The structure gauge of the Glenelg line permitted passenger cars of greater width than the remainder of the System and No.376 and the other cars had a body width of 10’ 6’’ (3.2 metres), with a maximum width over extremities of 10’ 10’’ (3.3 metres).

The Glenelg line cars were the basis for the numerous end and centre-loading suburban cars of which 130 (including baggage cars) were constructed. Of generally similar appearance to the Glenelg cars, the end and centre-loading cars were longer because of the centre vestibule, and their narrower body width, 10’ 0’’ (3.04 metres) gave them greater route availability. However, none of them were constructed originally with ground loading steps, and the standard screw couplings and buffers were fitted.

As issued, No.376 had seating for 56 second class passengers and in common with the other Glenelg cars was altered in 1927 when a lavatory was fitted for country working and standard screw couplings and buffers provided. Seating capacity was reduced to 52. Further alterations took place to No.376 in December 1935, when in a programme to improve the Glenelg cars for country running, high backed seats with baggage racks, automatic couplers and steel step down end steps were provided. The green and cream colour scheme for these cars followed the 1936 Centenary Train. The alterations reduced the seating capacity of No.376 to 43 2nd class passengers, while during 1952 the seating was advised as 19 first class passengers and 24 second class passengers, reverting to all second class again in May 1967.
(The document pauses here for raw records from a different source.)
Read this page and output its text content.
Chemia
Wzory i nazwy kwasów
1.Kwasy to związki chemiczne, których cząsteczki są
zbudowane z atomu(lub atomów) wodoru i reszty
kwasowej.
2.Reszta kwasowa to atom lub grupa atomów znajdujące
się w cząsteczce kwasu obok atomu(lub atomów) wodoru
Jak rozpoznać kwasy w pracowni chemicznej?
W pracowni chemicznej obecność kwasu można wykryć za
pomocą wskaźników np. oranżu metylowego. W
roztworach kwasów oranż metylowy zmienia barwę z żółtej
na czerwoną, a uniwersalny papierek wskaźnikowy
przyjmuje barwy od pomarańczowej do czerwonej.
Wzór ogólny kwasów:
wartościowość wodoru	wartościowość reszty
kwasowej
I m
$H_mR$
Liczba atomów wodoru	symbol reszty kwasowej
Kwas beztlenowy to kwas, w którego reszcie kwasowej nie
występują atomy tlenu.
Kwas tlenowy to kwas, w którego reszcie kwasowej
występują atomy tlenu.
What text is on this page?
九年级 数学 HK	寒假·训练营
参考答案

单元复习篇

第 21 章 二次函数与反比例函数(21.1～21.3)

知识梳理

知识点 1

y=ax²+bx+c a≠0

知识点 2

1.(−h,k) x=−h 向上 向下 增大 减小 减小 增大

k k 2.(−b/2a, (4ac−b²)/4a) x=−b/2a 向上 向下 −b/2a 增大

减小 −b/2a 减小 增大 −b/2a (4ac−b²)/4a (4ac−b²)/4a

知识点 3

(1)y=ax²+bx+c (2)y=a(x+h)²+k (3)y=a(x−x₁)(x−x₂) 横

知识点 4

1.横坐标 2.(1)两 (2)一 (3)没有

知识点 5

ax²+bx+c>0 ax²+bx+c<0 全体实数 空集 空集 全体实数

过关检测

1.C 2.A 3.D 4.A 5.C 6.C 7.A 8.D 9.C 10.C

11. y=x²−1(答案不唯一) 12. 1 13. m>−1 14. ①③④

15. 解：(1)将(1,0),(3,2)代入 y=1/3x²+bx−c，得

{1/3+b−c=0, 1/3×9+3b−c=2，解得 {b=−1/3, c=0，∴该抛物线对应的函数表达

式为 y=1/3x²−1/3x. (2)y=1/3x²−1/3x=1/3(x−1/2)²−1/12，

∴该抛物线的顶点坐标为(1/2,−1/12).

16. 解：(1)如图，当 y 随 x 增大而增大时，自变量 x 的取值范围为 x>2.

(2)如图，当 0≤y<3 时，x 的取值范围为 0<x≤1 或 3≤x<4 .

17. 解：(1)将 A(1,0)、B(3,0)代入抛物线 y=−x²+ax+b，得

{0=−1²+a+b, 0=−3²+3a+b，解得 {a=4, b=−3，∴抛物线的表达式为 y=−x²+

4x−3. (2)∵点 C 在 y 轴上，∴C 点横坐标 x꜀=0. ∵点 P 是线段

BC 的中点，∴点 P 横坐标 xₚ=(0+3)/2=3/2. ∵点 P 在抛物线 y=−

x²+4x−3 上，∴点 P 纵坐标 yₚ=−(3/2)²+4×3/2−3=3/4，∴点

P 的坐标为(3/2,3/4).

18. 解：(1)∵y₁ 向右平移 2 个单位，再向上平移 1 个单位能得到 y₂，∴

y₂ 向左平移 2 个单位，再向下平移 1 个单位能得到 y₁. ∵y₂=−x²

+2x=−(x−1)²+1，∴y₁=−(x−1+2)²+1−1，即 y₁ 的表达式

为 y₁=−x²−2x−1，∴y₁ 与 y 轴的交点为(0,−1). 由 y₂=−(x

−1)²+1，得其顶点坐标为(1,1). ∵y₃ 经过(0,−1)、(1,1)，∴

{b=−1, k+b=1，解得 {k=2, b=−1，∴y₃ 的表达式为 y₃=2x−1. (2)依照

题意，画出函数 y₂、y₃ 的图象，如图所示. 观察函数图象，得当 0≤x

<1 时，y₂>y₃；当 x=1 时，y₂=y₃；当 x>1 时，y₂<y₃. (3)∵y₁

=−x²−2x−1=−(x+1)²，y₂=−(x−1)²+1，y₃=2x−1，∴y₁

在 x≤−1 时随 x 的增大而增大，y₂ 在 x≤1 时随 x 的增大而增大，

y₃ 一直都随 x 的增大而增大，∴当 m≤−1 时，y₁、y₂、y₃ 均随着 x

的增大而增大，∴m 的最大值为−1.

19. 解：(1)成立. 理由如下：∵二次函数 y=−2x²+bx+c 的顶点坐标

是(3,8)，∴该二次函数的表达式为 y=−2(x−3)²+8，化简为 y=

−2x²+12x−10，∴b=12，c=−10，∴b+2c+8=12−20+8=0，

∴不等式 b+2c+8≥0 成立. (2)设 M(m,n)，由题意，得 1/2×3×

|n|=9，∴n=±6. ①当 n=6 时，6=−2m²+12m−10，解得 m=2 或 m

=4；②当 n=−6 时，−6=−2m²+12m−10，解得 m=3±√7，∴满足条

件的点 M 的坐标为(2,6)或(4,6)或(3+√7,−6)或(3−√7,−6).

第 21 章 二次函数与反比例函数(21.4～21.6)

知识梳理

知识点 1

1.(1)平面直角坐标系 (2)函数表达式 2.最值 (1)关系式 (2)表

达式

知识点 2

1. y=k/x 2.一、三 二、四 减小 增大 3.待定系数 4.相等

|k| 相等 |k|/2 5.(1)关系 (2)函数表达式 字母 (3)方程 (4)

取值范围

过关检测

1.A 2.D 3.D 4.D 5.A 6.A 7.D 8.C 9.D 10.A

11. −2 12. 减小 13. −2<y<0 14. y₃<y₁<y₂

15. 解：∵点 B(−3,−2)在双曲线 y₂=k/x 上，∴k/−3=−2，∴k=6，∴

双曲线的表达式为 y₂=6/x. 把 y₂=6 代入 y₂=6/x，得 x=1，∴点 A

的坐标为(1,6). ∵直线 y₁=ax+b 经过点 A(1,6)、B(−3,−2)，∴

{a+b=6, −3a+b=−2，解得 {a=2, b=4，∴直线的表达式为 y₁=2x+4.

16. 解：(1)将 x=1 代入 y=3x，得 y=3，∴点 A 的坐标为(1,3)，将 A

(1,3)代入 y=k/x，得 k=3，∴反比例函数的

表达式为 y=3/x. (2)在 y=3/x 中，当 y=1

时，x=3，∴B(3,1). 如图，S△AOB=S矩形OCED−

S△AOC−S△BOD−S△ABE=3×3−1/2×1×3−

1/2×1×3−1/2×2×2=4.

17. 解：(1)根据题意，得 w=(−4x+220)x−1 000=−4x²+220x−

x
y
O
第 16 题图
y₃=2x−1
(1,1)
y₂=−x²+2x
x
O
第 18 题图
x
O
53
While saloon Glenelg cars ran to all points where locomotive-hauled passenger trains worked on broad gauge (both suburban and country), the baggage cars such as No.376 generally worked suburban and nearer country tracks (e.g. Victor Harbor and Angaston). However, for a number of years in their later life, Glenelg baggage cars were used in a regular Adelaide-Loxton service, while No.376 was one of the last Glenelg cars in service on Murray Bridge-Tailem Bend local trains until damaged by fire during September 1977, being condemned on 29th May 1978.